Les premières tensions sociales se sont exprimées avec la grève du 24 et 25 mars 2014, largement suivie par les salariés des 5 usines. Au bout de deux jours, ils ont obtenu une revalorisation salariale de 2 % la direction voulant sans doute faire taire rapidement la contestation. Depuis décembre 2012, Henri Brosse, ancien directeur financier a été nommé directeur général et concentre l'ensemble des pouvoirs opérationnels du groupe sis à Badinières (Isère) et fondé en 1912.

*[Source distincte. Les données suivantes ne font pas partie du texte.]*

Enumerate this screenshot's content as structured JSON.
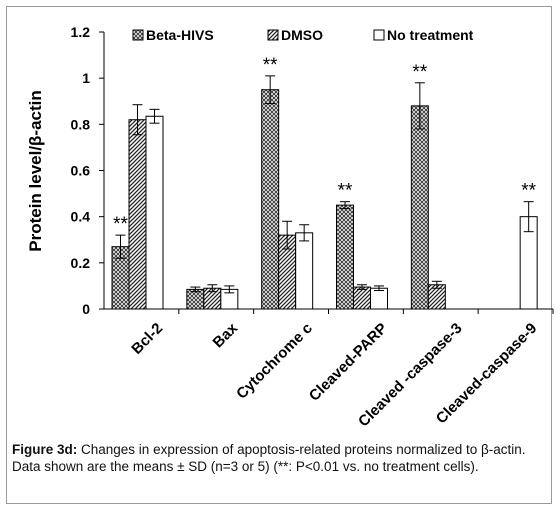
{
  "chart_data": {
    "type": "bar",
    "ylabel": "Protein level/β-actin",
    "xlabel": "",
    "ylim": [
      0,
      1.2
    ],
    "yticks": [
      "0",
      "0.2",
      "0.4",
      "0.6",
      "0.8",
      "1",
      "1.2"
    ],
    "grid": false,
    "legend_position": "top",
    "categories": [
      "Bcl-2",
      "Bax",
      "Cytochrome c",
      "Cleaved-PARP",
      "Cleaved -caspase-3",
      "Cleaved-caspase-9"
    ],
    "series": [
      {
        "name": "Beta-HIVS",
        "pattern": "crosshatch",
        "values": [
          0.27,
          0.085,
          0.95,
          0.45,
          0.88,
          null
        ],
        "errors": [
          0.05,
          0.01,
          0.06,
          0.015,
          0.1,
          null
        ]
      },
      {
        "name": "DMSO",
        "pattern": "diagonal",
        "values": [
          0.82,
          0.09,
          0.32,
          0.095,
          0.105,
          null
        ],
        "errors": [
          0.065,
          0.015,
          0.06,
          0.01,
          0.015,
          null
        ]
      },
      {
        "name": "No treatment",
        "pattern": "none",
        "values": [
          0.835,
          0.085,
          0.33,
          0.09,
          null,
          0.4
        ],
        "errors": [
          0.03,
          0.015,
          0.035,
          0.01,
          null,
          0.065
        ]
      }
    ],
    "annotations": [
      {
        "text": "**",
        "category": "Bcl-2",
        "series": "Beta-HIVS"
      },
      {
        "text": "**",
        "category": "Cytochrome c",
        "series": "Beta-HIVS"
      },
      {
        "text": "**",
        "category": "Cleaved-PARP",
        "series": "Beta-HIVS"
      },
      {
        "text": "**",
        "category": "Cleaved -caspase-3",
        "series": "Beta-HIVS"
      },
      {
        "text": "**",
        "category": "Cleaved-caspase-9",
        "series": "No treatment"
      }
    ],
    "colors": {
      "bar_fill": "#ffffff",
      "bar_pattern": "#222222",
      "axis": "#000000"
    }
  },
  "caption": {
    "label": "Figure 3d:",
    "text": " Changes in expression of apoptosis-related proteins normalized to β-actin. Data shown are the means ± SD (n=3 or 5) (**: P<0.01 vs. no treatment cells)."
  }
}
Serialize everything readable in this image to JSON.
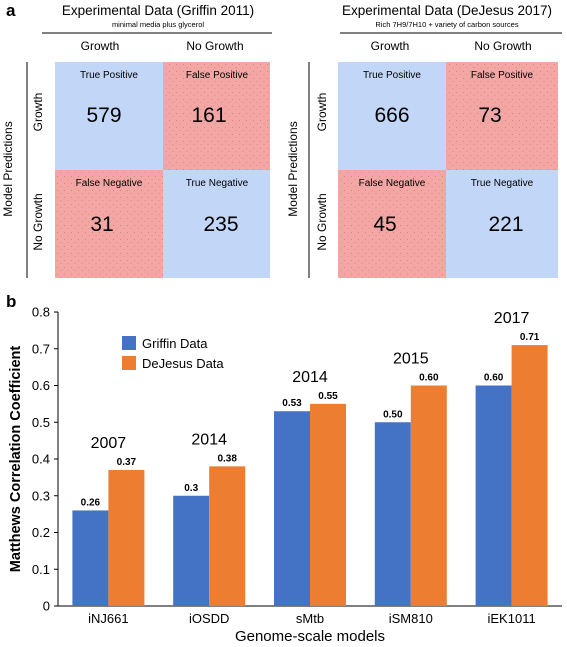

La cession de l'entreprise, qui s'est imposée du fait de fortes et douloureuses dissensions entre les actionnaires familiaux est encore refusée par Philippe Porcher, fils de Robert Porcher, décédé en 2011, désormais écarté de tous les organes décisionnels. Ces désaccords, qui remontent à loin, ont été portés devant les tribunaux.

Profondes dissensions familiales

Fin 2012, la Cour de Cassation tranchait. Dans son arrêt, cette juridiction suprême confirmait le jugement de la cour d'appel de Grenoble, laquelle avait prononcé, en mars 2011, la dissolution des deux holdings familiaux antagonistes - d'une part la société civile des « Terres froides » et d'autre part « La Saumuroise de participations »- contrôlant le groupe à hauteur de 67 % aux côtés de trois institutionnels minoritaires (BNP Paribas, Siparex Croissance et Natexis) pour les 33 % restant.

Suivait, la désignation de Bruno Sapin, mandataire social chargé de procéder à la liquidation des dits holdings et la mise en vente de Porcher Industries. Pour mener à bien l'opération, il s'est appuyé sur Rothschild, désigné après consultation. En qualité de banque conseil, « elle a pris une centaine de contacts. Nous souhaitions trouver un repreneur industriel mais la conjoncture les rend timorés aujourd'hui », regrettait il y a quelque temps l'administrateur judiciaire interrogé par Acteurs de l'économie.

Or, le fabricant, longtemps considéré comme un champion très innovant, pesant 263 millions de chiffre d'affaires en 2013, en très léger recul, ne veut ni être bradé, ni être démantelé.